Copy the key immediately
The full key value is shown only once at creation. Copy it to your secrets manager before closing the dialog.
API keys are shown only once at creation time. If you lose a key, revoke it and create a new one — there is no way to retrieve the original value.
Rate Limits
| Plan | Requests/second | Monthly limit |
|---|---|---|
| Free | 10 | 10,000 |
| Builder | 1,000 | 50,000 |
| Growth | 1,000 | 250,000 |
| Scale | 1,000 | 2,000,000 |
When rate limited, the API returns 429 Too Many Requests with a JSON body describing the limit:
json{ "error": "Monthly API call limit exceeded", "usage": 10001, "limit": 10000 }
The per-second rate limit applies to burst traffic. If your application generates identification requests in bursts (e.g., page load events), implement exponential backoff on 429 responses.
Security Best Practices
Never expose your API key in client-side JavaScript, public repositories, or build artifacts. Use environment variables on your server and NEXT_PUBLIC_ / Vite import.meta.env.VITE_ prefixes only for public keys used directly in the browser SDK.

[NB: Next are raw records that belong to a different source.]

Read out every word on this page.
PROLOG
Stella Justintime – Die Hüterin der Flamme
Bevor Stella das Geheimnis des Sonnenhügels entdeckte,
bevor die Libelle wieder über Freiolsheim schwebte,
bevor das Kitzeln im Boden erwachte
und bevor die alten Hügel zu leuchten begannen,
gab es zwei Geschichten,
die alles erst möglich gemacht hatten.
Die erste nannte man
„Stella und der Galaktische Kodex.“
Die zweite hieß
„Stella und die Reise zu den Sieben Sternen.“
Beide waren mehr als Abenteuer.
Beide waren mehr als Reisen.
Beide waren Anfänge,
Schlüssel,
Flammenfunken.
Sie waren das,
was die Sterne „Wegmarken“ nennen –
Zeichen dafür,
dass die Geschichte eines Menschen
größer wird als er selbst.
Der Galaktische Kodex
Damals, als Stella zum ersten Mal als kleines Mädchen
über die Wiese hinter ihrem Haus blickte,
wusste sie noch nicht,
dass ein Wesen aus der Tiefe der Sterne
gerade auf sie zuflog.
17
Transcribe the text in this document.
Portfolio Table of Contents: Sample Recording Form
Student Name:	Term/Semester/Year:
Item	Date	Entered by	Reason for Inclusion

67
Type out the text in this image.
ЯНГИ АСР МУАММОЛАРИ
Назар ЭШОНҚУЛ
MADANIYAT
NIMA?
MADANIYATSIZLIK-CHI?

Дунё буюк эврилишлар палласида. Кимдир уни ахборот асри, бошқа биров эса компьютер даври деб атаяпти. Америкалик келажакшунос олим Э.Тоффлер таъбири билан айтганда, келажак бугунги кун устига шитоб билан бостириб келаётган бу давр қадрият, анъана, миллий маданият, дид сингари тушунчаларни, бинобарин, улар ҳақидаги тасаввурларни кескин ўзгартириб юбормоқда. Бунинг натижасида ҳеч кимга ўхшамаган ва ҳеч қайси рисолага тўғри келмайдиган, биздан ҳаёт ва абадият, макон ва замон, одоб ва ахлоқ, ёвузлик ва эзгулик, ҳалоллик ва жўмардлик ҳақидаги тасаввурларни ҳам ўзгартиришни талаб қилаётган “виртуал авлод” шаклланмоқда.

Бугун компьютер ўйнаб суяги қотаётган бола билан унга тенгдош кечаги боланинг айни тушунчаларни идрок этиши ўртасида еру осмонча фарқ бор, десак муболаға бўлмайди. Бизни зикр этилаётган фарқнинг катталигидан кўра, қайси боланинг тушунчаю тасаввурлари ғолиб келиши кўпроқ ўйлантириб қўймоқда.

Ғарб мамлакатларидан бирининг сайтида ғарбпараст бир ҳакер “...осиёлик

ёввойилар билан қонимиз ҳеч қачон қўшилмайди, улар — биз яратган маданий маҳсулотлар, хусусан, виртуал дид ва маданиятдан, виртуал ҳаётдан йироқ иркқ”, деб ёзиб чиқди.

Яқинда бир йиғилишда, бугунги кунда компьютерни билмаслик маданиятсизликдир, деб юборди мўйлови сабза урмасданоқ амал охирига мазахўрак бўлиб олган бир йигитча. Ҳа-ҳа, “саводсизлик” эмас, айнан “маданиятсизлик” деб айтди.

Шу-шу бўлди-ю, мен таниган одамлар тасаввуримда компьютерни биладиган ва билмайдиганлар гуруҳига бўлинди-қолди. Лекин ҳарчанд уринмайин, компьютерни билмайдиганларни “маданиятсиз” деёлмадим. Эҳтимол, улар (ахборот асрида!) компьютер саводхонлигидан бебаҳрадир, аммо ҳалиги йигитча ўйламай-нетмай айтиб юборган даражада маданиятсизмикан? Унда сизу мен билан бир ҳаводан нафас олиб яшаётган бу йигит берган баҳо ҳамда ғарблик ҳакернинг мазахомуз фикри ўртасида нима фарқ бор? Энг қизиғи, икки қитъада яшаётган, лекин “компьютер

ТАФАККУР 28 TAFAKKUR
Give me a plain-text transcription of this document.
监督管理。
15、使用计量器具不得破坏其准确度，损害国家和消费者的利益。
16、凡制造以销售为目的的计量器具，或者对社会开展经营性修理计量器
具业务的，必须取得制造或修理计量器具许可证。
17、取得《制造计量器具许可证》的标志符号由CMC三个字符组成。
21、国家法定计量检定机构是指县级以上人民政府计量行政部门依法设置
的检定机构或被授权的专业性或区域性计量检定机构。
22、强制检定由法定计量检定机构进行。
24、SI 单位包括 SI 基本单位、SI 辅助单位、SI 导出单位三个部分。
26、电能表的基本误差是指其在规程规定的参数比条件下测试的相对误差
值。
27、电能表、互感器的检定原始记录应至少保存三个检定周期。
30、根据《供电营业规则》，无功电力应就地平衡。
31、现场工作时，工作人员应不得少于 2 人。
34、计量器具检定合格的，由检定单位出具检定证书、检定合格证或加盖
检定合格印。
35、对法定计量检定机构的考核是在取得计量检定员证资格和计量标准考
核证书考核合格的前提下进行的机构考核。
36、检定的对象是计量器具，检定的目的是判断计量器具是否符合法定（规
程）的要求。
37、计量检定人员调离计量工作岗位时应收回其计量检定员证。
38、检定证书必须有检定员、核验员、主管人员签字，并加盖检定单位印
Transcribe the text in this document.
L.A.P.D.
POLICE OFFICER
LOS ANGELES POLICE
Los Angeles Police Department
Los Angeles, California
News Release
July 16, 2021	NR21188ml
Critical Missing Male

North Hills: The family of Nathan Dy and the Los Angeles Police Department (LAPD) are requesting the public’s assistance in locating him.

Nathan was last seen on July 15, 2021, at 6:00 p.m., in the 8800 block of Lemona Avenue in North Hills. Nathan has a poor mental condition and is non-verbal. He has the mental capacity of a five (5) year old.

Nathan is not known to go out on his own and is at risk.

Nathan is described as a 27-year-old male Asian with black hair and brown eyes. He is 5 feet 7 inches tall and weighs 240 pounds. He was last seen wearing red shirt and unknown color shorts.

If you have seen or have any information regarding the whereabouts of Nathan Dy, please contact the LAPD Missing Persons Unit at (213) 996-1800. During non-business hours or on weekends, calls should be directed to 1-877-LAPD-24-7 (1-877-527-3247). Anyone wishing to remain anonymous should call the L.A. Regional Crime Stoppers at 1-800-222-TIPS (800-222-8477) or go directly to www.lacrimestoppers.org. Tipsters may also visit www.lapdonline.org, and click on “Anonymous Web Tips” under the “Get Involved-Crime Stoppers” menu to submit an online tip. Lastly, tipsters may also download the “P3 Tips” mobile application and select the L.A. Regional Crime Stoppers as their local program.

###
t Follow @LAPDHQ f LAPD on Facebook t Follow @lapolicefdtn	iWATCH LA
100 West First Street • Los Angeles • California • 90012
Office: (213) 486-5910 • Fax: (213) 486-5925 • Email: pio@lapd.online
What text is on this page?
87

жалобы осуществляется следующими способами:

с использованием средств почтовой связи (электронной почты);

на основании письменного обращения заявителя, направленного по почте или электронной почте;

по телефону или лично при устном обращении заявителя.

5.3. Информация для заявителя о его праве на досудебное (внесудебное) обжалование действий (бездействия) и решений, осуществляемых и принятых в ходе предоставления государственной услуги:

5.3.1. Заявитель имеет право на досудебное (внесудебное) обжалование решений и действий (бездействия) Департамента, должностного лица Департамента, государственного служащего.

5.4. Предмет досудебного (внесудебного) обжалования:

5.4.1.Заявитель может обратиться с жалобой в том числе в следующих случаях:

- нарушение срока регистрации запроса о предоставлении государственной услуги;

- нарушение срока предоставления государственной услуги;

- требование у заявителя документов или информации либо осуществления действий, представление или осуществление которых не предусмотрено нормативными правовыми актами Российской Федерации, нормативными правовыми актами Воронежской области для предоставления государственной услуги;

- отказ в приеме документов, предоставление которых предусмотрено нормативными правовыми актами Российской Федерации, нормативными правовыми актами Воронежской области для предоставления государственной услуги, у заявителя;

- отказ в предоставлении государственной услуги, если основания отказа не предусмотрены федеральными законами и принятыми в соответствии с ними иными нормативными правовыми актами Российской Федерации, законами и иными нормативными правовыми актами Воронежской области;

- Server-side keys — Use for calling the visits API (
/v1/demo/visits/:id). These keys must never reach the browser. - Client-side keys — The SDK uses your key to call
/v1/identify. This endpoint enforces domain allowlisting, so even if the key is visible in source, it cannot be used from unauthorized domains. - Key rotation — Rotate keys periodically (every 90 days) and immediately if you suspect exposure.